Neyse gecikmiş bir post oldu, ama değinmeden geçemeyeceğim. Sevdiğimiz dostlarımız var bizim, hayatımızda oldukları için şanslı olduğumuz dostlarımız.
Geçen cumartesi işe gelmedim (burnumdan fitil fitil geldi zaten), İstanbul'dan misafirlerimiz vardı. Dilek & Beren ve Neslihan & Utku Bora. Çok güzel iki gün geçirdik beraber. Hava şanslarına kapalıydı ama buna rağmen ıstakoz gibi yandık. Ece, misafirleriyle çok ilgilendi, oyunlar oynadı diyemem. Zaten ben Ece'nin hiç kendi kendine ya da arkadaşlarıyla oyunlar oynamasına şahit olmadım. Varsa yoksa ben.
Dilek ve Nesli benim forumdan arkadaşlarım. Geçen sene ben gitmiştim Elif'ime , bu sene Elif Malatya'ya taşınınca, önce Malatya'ya gittiler, ordan da buraya bizi görmeye geldiler. Hoş geldiler , sefalar getirdiler. Beren cimcimesi sarı şeker. Dilli, zilli çıtı pıtı bir prenses. Utkuşum da akıllı ama Neslim hamile olduğundan artık en ufak şeye de tahammülü kalmamış. Oysa hiç yaramaz değil benim oğlum.
Gelirken de elleri kolları dolu dolu geldiler. Elifim Malatya'nın meşhur meyvesinden yollamış. Ecimo'ya kendi yaptığı muhteşem parmak kuklalardan yollamış, Zehra teyzemin diktiği, kendisinin süslediği çok güzel anne -kız önlüğü yollamış, buzdolabı için puzzle magnetlerden yollamış yine kendisinin yaptığı, faaliyetlerde kullanmamız için bir sürü malzeme masa örtüleri ve aklıma gelmeyen bir sürü şey.Çok marifetli olduğunu söylememe gerek yok değil mi?

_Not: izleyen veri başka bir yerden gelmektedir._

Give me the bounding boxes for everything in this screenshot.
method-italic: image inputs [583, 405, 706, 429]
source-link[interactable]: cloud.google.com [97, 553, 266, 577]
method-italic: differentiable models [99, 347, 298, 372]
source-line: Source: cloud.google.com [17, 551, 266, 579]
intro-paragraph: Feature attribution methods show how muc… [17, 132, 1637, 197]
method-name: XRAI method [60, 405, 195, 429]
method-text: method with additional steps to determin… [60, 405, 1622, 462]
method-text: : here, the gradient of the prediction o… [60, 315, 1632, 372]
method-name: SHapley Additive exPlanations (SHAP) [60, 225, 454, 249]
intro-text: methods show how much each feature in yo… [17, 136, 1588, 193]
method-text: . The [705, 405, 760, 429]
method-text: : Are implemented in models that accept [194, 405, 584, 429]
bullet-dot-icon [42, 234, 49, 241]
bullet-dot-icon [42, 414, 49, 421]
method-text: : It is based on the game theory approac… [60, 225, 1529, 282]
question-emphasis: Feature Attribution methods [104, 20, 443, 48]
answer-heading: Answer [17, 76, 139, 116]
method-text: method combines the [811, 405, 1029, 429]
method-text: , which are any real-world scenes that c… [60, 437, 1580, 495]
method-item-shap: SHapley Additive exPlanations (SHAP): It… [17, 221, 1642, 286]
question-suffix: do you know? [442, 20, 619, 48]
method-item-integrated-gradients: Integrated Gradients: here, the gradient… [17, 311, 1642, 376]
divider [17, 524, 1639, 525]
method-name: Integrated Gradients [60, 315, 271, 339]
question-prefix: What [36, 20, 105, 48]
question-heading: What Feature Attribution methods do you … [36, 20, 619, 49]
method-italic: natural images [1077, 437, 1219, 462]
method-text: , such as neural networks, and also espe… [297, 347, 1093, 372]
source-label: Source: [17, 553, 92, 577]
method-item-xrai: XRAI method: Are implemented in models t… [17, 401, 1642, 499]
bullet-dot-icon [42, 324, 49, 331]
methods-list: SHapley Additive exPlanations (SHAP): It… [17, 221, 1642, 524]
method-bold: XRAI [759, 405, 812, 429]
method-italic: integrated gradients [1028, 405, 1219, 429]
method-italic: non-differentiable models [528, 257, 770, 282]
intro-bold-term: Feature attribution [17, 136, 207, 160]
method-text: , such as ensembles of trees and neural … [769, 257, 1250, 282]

Dilek'im yine Ecimo'ya elbise ve ayakkabı getirmiş ama tahmin ettiğim gibi kızımın dombili ayaklarına olmadı. Bana çok şık bir kolye.
Neslim annemi unutmamış çok şık bir fincan takımı getirmiş.Annemde kaldığından fotosunu çekemedim.İşin ilginci biz hiç fotoğraf çekilmedik. Ayıp bize yahu.bir daha kim bilir ne zaman tekrar görüşeceğiz?
Bu arada Almanya'dan Naim amcamız geldi, Zeki amcamız geldi ve hediyeler de geldi tabi ki beraberlerinde.Kareye sığmayanlar da var.
Daha bitmedi. En son olarak birkaç gün önce elimize geçen hediyemiz, tatatataaam Nil teyzemiz yolladı. Üzerindeki notu görünce gözlerim doldu. Ece'ye arayıp teşekkür edelim deyince "beğenmedim geri gönder" dedi yalancı böcek. Halbuki içi gidiyor. Ece'nin en sevdiği şeyleri kitaplarıdır. Ona vereceğim en büyük ceza onu kitapsız bırakmaktır. Sonra Nil teyzemizi aradık. Kitapta su aygırının söylediği şarkıyı Nil teyzemiz bize canlı canlı söyleyince pek hoşumuza gitti ve biz de öpücük yolladık.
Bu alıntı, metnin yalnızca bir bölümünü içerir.